Desde o Impeachment de Fernando Collor de Mello, a verdade é que o Brasil gozou de relativa estabilidade política. Sofreu com solavancos econômicos, corrupção, prosseguiu sendo um país desigual, assentou menos gente à terra do que deveria, e não conseguiu dar na educação o salto que sempre almejamos.

Mas ainda assim, de Itamar, passando por FHC 1, FHC 2, Lula 1, Lula 2, Dilma 1 e Dilma impedida (ou golpeada), tivemos quase 25 anos de estabilidade democrática e muitos avanços sociais.

A fome diminuiu, o analfabetismo diminuiu, a democracia como prática não só de votação, mas de políticas públicas e presença de serviços públicos foi ampliada. O acesso às Universidades foi muitíssimo elevado, o que fez com que pessoas afortunadas como eu (que nasci em uma família bem estruturada de classe média) pudesse conviver com colegas de classe que não teriam chance sem FIES, PRO-UNI e outras iniciativas que geraram enorme mobilidade social.

Quando me indagam se sou favorável às cotas e se surpreendem que sou, às vezes me indagam: mas por que você é favorável se nunca fruiu de cotas?

Respondo: LEDO ENGANO.

Eu tive cota assim. Nascer em São Paulo, no seio de uma família estruturada, ser branco, hétero e ter estudado a maior parte do tempo em boas escolas particulares… Quer maior cota que essa? Definitivamente – como afirmei a Prof. Lilia Schwarcz em uma das aulas que ela ministrou à minha classe de doutoramento aqui em Portugal – EU TIVE COTA.

Como eu poderia ser contra? As chances precisam ser equalizadas e estão longe de ser. O Brasil é um país ainda escravagista, racista, machista, homofóbico e que jamais tratou os afrodescendentes e indígenas com a dignidade que merecem. As cotas não são presente: são um tímida reparação.

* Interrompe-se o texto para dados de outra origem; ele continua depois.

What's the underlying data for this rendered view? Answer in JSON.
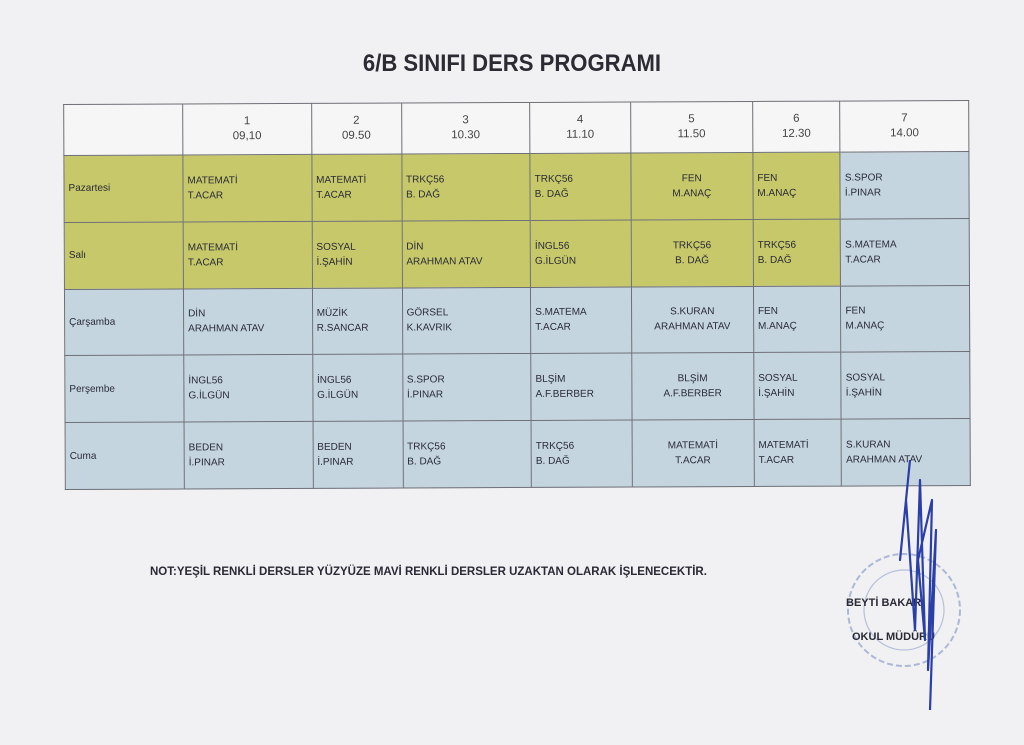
{
  "title": "6/B SINIFI DERS PROGRAMI",
  "periods": [
    {
      "num": "1",
      "time": "09,10"
    },
    {
      "num": "2",
      "time": "09.50"
    },
    {
      "num": "3",
      "time": "10.30"
    },
    {
      "num": "4",
      "time": "11.10"
    },
    {
      "num": "5",
      "time": "11.50"
    },
    {
      "num": "6",
      "time": "12.30"
    },
    {
      "num": "7",
      "time": "14.00"
    }
  ],
  "colors": {
    "green": "#c6c86a",
    "blue": "#c4d5e0"
  },
  "rows": [
    {
      "day": "Pazartesi",
      "cells": [
        {
          "subject": "MATEMATİ",
          "teacher": "T.ACAR",
          "color": "green"
        },
        {
          "subject": "MATEMATİ",
          "teacher": "T.ACAR",
          "color": "green"
        },
        {
          "subject": "TRKÇ56",
          "teacher": "B. DAĞ",
          "color": "green"
        },
        {
          "subject": "TRKÇ56",
          "teacher": "B. DAĞ",
          "color": "green"
        },
        {
          "subject": "FEN",
          "teacher": "M.ANAÇ",
          "color": "green"
        },
        {
          "subject": "FEN",
          "teacher": "M.ANAÇ",
          "color": "green"
        },
        {
          "subject": "S.SPOR",
          "teacher": "İ.PINAR",
          "color": "blue"
        }
      ]
    },
    {
      "day": "Salı",
      "cells": [
        {
          "subject": "MATEMATİ",
          "teacher": "T.ACAR",
          "color": "green"
        },
        {
          "subject": "SOSYAL",
          "teacher": "İ.ŞAHİN",
          "color": "green"
        },
        {
          "subject": "DİN",
          "teacher": "ARAHMAN ATAV",
          "color": "green"
        },
        {
          "subject": "İNGL56",
          "teacher": "G.İLGÜN",
          "color": "green"
        },
        {
          "subject": "TRKÇ56",
          "teacher": "B. DAĞ",
          "color": "green"
        },
        {
          "subject": "TRKÇ56",
          "teacher": "B. DAĞ",
          "color": "green"
        },
        {
          "subject": "S.MATEMA",
          "teacher": "T.ACAR",
          "color": "blue"
        }
      ]
    },
    {
      "day": "Çarşamba",
      "cells": [
        {
          "subject": "DİN",
          "teacher": "ARAHMAN ATAV",
          "color": "blue"
        },
        {
          "subject": "MÜZİK",
          "teacher": "R.SANCAR",
          "color": "blue"
        },
        {
          "subject": "GÖRSEL",
          "teacher": "K.KAVRIK",
          "color": "blue"
        },
        {
          "subject": "S.MATEMA",
          "teacher": "T.ACAR",
          "color": "blue"
        },
        {
          "subject": "S.KURAN",
          "teacher": "ARAHMAN ATAV",
          "color": "blue"
        },
        {
          "subject": "FEN",
          "teacher": "M.ANAÇ",
          "color": "blue"
        },
        {
          "subject": "FEN",
          "teacher": "M.ANAÇ",
          "color": "blue"
        }
      ]
    },
    {
      "day": "Perşembe",
      "cells": [
        {
          "subject": "İNGL56",
          "teacher": "G.İLGÜN",
          "color": "blue"
        },
        {
          "subject": "İNGL56",
          "teacher": "G.İLGÜN",
          "color": "blue"
        },
        {
          "subject": "S.SPOR",
          "teacher": "İ.PINAR",
          "color": "blue"
        },
        {
          "subject": "BLŞİM",
          "teacher": "A.F.BERBER",
          "color": "blue"
        },
        {
          "subject": "BLŞİM",
          "teacher": "A.F.BERBER",
          "color": "blue"
        },
        {
          "subject": "SOSYAL",
          "teacher": "İ.ŞAHİN",
          "color": "blue"
        },
        {
          "subject": "SOSYAL",
          "teacher": "İ.ŞAHİN",
          "color": "blue"
        }
      ]
    },
    {
      "day": "Cuma",
      "cells": [
        {
          "subject": "BEDEN",
          "teacher": "İ.PINAR",
          "color": "blue"
        },
        {
          "subject": "BEDEN",
          "teacher": "İ.PINAR",
          "color": "blue"
        },
        {
          "subject": "TRKÇ56",
          "teacher": "B. DAĞ",
          "color": "blue"
        },
        {
          "subject": "TRKÇ56",
          "teacher": "B. DAĞ",
          "color": "blue"
        },
        {
          "subject": "MATEMATİ",
          "teacher": "T.ACAR",
          "color": "blue"
        },
        {
          "subject": "MATEMATİ",
          "teacher": "T.ACAR",
          "color": "blue"
        },
        {
          "subject": "S.KURAN",
          "teacher": "ARAHMAN ATAV",
          "color": "blue"
        }
      ]
    }
  ],
  "note": "NOT:YEŞİL RENKLİ DERSLER YÜZYÜZE MAVİ RENKLİ DERSLER UZAKTAN OLARAK İŞLENECEKTİR.",
  "signature": {
    "name": "BEYTİ BAKAR",
    "role": "OKUL MÜDÜRÜ"
  }
}
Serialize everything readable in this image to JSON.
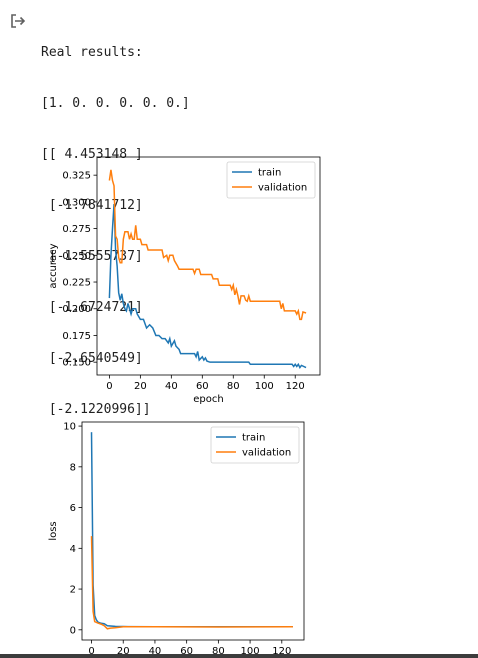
{
  "output": {
    "icon": "output-redirect-icon",
    "lines": [
      "Real results:",
      "[1. 0. 0. 0. 0. 0.]",
      "[[ 4.453148 ]",
      " [-1.7841712]",
      " [-1.5555737]",
      " [-1.6724721]",
      " [-2.6540549]",
      " [-2.1220996]]"
    ]
  },
  "colors": {
    "train": "#1f77b4",
    "validation": "#ff7f0e"
  },
  "chart_data": [
    {
      "type": "line",
      "title": "",
      "xlabel": "epoch",
      "ylabel": "accuracy",
      "xlim": [
        -8,
        136
      ],
      "ylim": [
        0.138,
        0.342
      ],
      "xticks": [
        "0",
        "20",
        "40",
        "60",
        "80",
        "100",
        "120"
      ],
      "yticks": [
        "0.150",
        "0.175",
        "0.200",
        "0.225",
        "0.250",
        "0.275",
        "0.300",
        "0.325"
      ],
      "legend_position": "top-right",
      "grid": false,
      "series": [
        {
          "name": "train",
          "points": [
            [
              0,
              0.21
            ],
            [
              1,
              0.25
            ],
            [
              2,
              0.275
            ],
            [
              3,
              0.298
            ],
            [
              4,
              0.255
            ],
            [
              5,
              0.24
            ],
            [
              6,
              0.215
            ],
            [
              7,
              0.208
            ],
            [
              8,
              0.214
            ],
            [
              9,
              0.205
            ],
            [
              10,
              0.2
            ],
            [
              11,
              0.198
            ],
            [
              12,
              0.205
            ],
            [
              13,
              0.2
            ],
            [
              14,
              0.195
            ],
            [
              15,
              0.2
            ],
            [
              17,
              0.2
            ],
            [
              18,
              0.195
            ],
            [
              20,
              0.19
            ],
            [
              22,
              0.19
            ],
            [
              24,
              0.182
            ],
            [
              26,
              0.185
            ],
            [
              28,
              0.182
            ],
            [
              30,
              0.175
            ],
            [
              32,
              0.175
            ],
            [
              34,
              0.172
            ],
            [
              36,
              0.172
            ],
            [
              38,
              0.168
            ],
            [
              39,
              0.172
            ],
            [
              40,
              0.165
            ],
            [
              42,
              0.17
            ],
            [
              43,
              0.165
            ],
            [
              45,
              0.162
            ],
            [
              46,
              0.158
            ],
            [
              48,
              0.158
            ],
            [
              55,
              0.158
            ],
            [
              56,
              0.155
            ],
            [
              57,
              0.16
            ],
            [
              58,
              0.152
            ],
            [
              60,
              0.155
            ],
            [
              61,
              0.152
            ],
            [
              62,
              0.154
            ],
            [
              63,
              0.151
            ],
            [
              65,
              0.15
            ],
            [
              75,
              0.15
            ],
            [
              90,
              0.15
            ],
            [
              91,
              0.148
            ],
            [
              118,
              0.148
            ],
            [
              119,
              0.146
            ],
            [
              120,
              0.148
            ],
            [
              121,
              0.146
            ],
            [
              122,
              0.148
            ],
            [
              123,
              0.145
            ],
            [
              124,
              0.147
            ],
            [
              127,
              0.145
            ]
          ]
        },
        {
          "name": "validation",
          "points": [
            [
              0,
              0.32
            ],
            [
              1,
              0.33
            ],
            [
              2,
              0.32
            ],
            [
              3,
              0.315
            ],
            [
              4,
              0.268
            ],
            [
              5,
              0.265
            ],
            [
              6,
              0.248
            ],
            [
              7,
              0.243
            ],
            [
              8,
              0.243
            ],
            [
              9,
              0.265
            ],
            [
              10,
              0.272
            ],
            [
              12,
              0.272
            ],
            [
              13,
              0.265
            ],
            [
              14,
              0.27
            ],
            [
              15,
              0.265
            ],
            [
              16,
              0.265
            ],
            [
              17,
              0.278
            ],
            [
              18,
              0.265
            ],
            [
              20,
              0.265
            ],
            [
              21,
              0.26
            ],
            [
              24,
              0.26
            ],
            [
              25,
              0.255
            ],
            [
              34,
              0.255
            ],
            [
              35,
              0.248
            ],
            [
              37,
              0.25
            ],
            [
              38,
              0.245
            ],
            [
              39,
              0.25
            ],
            [
              41,
              0.25
            ],
            [
              42,
              0.245
            ],
            [
              44,
              0.24
            ],
            [
              45,
              0.237
            ],
            [
              54,
              0.237
            ],
            [
              55,
              0.233
            ],
            [
              56,
              0.237
            ],
            [
              58,
              0.237
            ],
            [
              59,
              0.232
            ],
            [
              66,
              0.232
            ],
            [
              67,
              0.228
            ],
            [
              70,
              0.228
            ],
            [
              71,
              0.222
            ],
            [
              78,
              0.222
            ],
            [
              79,
              0.218
            ],
            [
              80,
              0.222
            ],
            [
              81,
              0.213
            ],
            [
              82,
              0.218
            ],
            [
              83,
              0.212
            ],
            [
              84,
              0.204
            ],
            [
              85,
              0.212
            ],
            [
              87,
              0.212
            ],
            [
              88,
              0.208
            ],
            [
              89,
              0.207
            ],
            [
              90,
              0.212
            ],
            [
              91,
              0.207
            ],
            [
              110,
              0.207
            ],
            [
              111,
              0.2
            ],
            [
              112,
              0.205
            ],
            [
              113,
              0.198
            ],
            [
              120,
              0.198
            ],
            [
              121,
              0.195
            ],
            [
              122,
              0.198
            ],
            [
              123,
              0.19
            ],
            [
              124,
              0.19
            ],
            [
              125,
              0.197
            ],
            [
              127,
              0.196
            ]
          ]
        }
      ]
    },
    {
      "type": "line",
      "title": "",
      "xlabel": "",
      "ylabel": "loss",
      "xlim": [
        -6,
        134
      ],
      "ylim": [
        -0.5,
        10.2
      ],
      "xticks": [
        "0",
        "20",
        "40",
        "60",
        "80",
        "100",
        "120"
      ],
      "yticks": [
        "0",
        "2",
        "4",
        "6",
        "8",
        "10"
      ],
      "legend_position": "top-right",
      "grid": false,
      "series": [
        {
          "name": "train",
          "points": [
            [
              0,
              9.7
            ],
            [
              1,
              2.2
            ],
            [
              2,
              0.7
            ],
            [
              3,
              0.5
            ],
            [
              4,
              0.38
            ],
            [
              6,
              0.32
            ],
            [
              8,
              0.3
            ],
            [
              10,
              0.2
            ],
            [
              15,
              0.17
            ],
            [
              20,
              0.16
            ],
            [
              40,
              0.15
            ],
            [
              80,
              0.15
            ],
            [
              127,
              0.15
            ]
          ]
        },
        {
          "name": "validation",
          "points": [
            [
              0,
              4.6
            ],
            [
              1,
              0.9
            ],
            [
              2,
              0.4
            ],
            [
              4,
              0.33
            ],
            [
              6,
              0.28
            ],
            [
              8,
              0.2
            ],
            [
              10,
              0.05
            ],
            [
              12,
              0.08
            ],
            [
              15,
              0.1
            ],
            [
              20,
              0.15
            ],
            [
              40,
              0.15
            ],
            [
              80,
              0.14
            ],
            [
              127,
              0.15
            ]
          ]
        }
      ]
    }
  ]
}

Este ano, este tema voltará ao cenário público e político e a população precisa saber que as cotas FUNCIONAM.

Os afrodescendentes, indígenas, quilombolas e pessoas pobres chegam lá, e estando lá, fazem bonito. Não lhes falta nada…a não ser UMA CHANCE.

CHANCE ESTA que este governo federal fez e faz questão de negar, de destruir. Não existe maior modo de mobilidade social que a educação: em poucos anos, você muda totalmente a vida daquele aluno. Em décadas, você muda um país inteiro.

Por isso, quando se fala em eleições tendo de um lado o chamado Lula com Chuchu e do outro lado o candidato que promete golpe, há que se ver que não se trata de Lula ou Alckmin, mas de uma frente ampla que representa o que se passou no Brasil desde Itamar à Dilma.

Os governos de Itamar, FHC,Lula e Dilma tiveram inúmeros defeitos, corrupção e falhas, mas não eram autoritários. Nenhum tentou ficar no mandato mais do que o previsto, tampouco propôs uma virada de mesa institucional. Nenhum destes pediu o fechamento do Congresso quando lhe convinha (e só parou de pedir ao vender o orçamento ao Centrão) e nenhum propôs fechar o STF.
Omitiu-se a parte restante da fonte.